Cinco participaciones, dos podios y una conclusión repetida. Milano–Sanremo, la clásica más larga del calendario con casi 300 kilómetros, es una carrera donde el margen de error es mínimo y donde cada decisión tiene consecuencias directas en los últimos dos kilómetros.
Tadej Pogacar y la posibilidad de seguir haciendo historia
Si Pogacar rompe la maldición y por fin conquista Sanremo, alcanzaría 11 Monumentos en su palmarés. Esta cifra lo empataría con Roger De Vlaeminck en la segunda posición histórica, quedando solo por detrás de Eddy Merckx con 19. A sus 27 años, la victoria lo dejaría a ocho del récord absoluto, una cifra que durante décadas fue considerada inalcanzable.
Además, la carrera en el norte de Italia es una de las dos grandes clásicas que aún no ha ganado, junto a Paris–Roubaix, el “Infierno del Norte”. Con una victoria, sumaría su cuarto Monumento distinto y quedaría a sólo uno de completar el “Monument Sweep”, es decir, ganar las cinco, un registro que únicamente han conseguido Merckx, De Vlaeminck y Rik Van Looy.

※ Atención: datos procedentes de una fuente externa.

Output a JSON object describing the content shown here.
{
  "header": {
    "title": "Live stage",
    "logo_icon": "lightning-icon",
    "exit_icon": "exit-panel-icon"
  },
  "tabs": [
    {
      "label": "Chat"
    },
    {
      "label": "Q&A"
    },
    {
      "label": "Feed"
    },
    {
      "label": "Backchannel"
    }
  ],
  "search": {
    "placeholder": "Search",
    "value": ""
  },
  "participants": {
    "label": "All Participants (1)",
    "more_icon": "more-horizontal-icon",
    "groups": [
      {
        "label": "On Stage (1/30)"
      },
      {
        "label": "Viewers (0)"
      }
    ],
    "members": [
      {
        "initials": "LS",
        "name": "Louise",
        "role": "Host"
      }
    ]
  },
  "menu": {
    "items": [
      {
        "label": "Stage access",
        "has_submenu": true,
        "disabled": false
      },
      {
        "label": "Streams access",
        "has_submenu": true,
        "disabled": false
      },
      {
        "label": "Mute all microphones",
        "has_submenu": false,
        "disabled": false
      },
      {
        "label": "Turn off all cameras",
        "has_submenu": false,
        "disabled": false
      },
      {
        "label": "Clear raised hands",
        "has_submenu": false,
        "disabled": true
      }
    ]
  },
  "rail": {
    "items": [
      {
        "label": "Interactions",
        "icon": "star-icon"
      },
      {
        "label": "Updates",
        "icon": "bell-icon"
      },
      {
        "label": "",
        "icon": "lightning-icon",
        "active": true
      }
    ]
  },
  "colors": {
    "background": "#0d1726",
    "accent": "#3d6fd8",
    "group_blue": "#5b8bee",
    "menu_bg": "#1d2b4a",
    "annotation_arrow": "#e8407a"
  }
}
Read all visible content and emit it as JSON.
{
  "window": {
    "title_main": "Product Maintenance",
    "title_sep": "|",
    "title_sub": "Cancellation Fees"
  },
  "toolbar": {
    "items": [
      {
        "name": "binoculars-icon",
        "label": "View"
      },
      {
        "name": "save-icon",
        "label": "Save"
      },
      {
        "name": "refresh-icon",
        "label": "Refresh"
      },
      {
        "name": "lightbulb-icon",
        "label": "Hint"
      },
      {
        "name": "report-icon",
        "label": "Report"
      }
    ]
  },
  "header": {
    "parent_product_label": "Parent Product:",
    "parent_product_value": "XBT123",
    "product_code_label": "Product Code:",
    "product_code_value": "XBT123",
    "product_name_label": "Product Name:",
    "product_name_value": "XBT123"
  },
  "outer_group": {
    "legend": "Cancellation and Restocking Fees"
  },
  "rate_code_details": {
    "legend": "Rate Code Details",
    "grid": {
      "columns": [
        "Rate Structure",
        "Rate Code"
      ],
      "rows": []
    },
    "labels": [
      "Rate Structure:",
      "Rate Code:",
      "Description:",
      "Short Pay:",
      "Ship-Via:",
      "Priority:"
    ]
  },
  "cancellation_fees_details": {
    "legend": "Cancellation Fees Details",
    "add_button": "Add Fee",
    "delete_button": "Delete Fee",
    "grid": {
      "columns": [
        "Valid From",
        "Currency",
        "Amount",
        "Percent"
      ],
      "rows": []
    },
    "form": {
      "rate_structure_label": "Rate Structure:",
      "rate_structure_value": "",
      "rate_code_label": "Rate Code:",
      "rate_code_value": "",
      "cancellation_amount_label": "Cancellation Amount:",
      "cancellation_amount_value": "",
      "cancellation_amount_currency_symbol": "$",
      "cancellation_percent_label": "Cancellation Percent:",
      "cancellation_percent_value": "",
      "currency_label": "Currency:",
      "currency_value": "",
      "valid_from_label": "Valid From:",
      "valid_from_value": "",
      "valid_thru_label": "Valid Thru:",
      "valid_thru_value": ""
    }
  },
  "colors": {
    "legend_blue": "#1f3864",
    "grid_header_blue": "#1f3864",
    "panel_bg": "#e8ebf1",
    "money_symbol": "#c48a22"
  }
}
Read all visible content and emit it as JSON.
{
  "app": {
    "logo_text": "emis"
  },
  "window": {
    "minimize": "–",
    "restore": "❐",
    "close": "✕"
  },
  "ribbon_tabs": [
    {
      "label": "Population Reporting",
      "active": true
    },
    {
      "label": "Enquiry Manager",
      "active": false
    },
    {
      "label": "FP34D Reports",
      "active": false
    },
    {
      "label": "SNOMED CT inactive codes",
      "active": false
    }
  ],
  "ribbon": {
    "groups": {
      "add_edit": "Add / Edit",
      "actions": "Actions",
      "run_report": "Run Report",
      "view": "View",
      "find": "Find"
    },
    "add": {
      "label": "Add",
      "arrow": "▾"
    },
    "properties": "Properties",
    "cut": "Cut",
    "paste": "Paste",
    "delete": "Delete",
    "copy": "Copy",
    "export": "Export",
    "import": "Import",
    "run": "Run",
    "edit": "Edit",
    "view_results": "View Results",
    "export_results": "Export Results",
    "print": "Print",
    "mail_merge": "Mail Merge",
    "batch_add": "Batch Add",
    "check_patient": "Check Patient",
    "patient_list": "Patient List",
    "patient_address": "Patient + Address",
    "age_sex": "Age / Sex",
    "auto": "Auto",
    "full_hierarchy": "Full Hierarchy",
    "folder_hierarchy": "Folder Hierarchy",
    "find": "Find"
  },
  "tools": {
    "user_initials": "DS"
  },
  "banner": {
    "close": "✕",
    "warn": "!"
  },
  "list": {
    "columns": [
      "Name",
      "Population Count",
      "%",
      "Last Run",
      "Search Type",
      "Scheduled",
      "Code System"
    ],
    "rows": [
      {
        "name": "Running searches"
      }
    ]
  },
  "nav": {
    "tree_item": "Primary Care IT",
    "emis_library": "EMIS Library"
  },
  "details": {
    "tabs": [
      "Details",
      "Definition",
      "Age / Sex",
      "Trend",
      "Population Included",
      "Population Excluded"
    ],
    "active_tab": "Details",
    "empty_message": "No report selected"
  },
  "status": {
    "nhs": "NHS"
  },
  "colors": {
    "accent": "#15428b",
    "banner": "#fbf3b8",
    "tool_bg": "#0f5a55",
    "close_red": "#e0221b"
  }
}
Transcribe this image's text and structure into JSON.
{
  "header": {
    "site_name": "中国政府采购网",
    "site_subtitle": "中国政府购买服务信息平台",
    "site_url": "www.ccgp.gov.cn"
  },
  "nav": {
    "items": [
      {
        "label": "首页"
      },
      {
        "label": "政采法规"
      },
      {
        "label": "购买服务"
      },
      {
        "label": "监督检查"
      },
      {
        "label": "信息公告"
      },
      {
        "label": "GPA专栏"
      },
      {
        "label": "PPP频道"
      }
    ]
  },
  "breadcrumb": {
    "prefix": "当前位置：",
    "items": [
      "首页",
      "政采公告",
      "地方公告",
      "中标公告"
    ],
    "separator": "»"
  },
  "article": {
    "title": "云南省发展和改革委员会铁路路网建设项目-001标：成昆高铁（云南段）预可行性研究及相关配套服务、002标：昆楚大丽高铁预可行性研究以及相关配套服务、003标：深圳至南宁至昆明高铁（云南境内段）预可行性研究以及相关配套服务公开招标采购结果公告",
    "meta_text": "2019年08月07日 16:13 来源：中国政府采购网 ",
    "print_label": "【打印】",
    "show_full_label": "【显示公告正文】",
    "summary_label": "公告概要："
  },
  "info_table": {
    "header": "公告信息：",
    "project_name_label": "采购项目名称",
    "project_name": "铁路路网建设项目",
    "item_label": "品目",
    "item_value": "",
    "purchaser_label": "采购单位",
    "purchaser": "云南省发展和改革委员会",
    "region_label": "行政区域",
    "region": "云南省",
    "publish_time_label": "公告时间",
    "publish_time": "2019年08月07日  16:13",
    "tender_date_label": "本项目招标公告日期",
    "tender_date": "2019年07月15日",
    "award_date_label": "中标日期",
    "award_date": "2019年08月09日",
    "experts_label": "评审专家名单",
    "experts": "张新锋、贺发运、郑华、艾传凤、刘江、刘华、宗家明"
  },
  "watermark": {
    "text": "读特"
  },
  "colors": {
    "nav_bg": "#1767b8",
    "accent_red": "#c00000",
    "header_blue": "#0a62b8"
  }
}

Isaac del Toro: el ajuste táctico que no tuvo en años anteriores
En sus intentos previos, Pogacar ha enfrentado un problema recurrente: llegar al Poggio con demasiados rivales aún en condiciones de responder. Ahí es donde entra Del Toro. El mexicano no es un gregario convencional; su perfil de escalador explosivo permite sostener un ritmo alto sin colapsar en los últimos kilómetros.
Reducir el grupo. Quitar velocistas. Forzar selecciones tempranas. Obligar a que la carrera se rompa antes del punto donde históricamente se decide. Es, en esencia, la pieza que faltó en 2024, cuando UAE se quedó sin apoyo suficiente en la subida clave.
Milano–Sanremo mantiene una lógica distinta al resto de los Monumentos. No gana necesariamente el más fuerte, sino el que logra alinear la mejor estrategía en equipo. Para Pogacar, esa ha sido la barrera. Ahora, con Del Toro a su lado, que llega en un gran momento como campeón del UAE Tour y la Tirreno-Adriático, es la herramienta que puede inclinar una carrera que ha sido de los únicos límites reales en la trayectoria del mejor ciclista de su generación.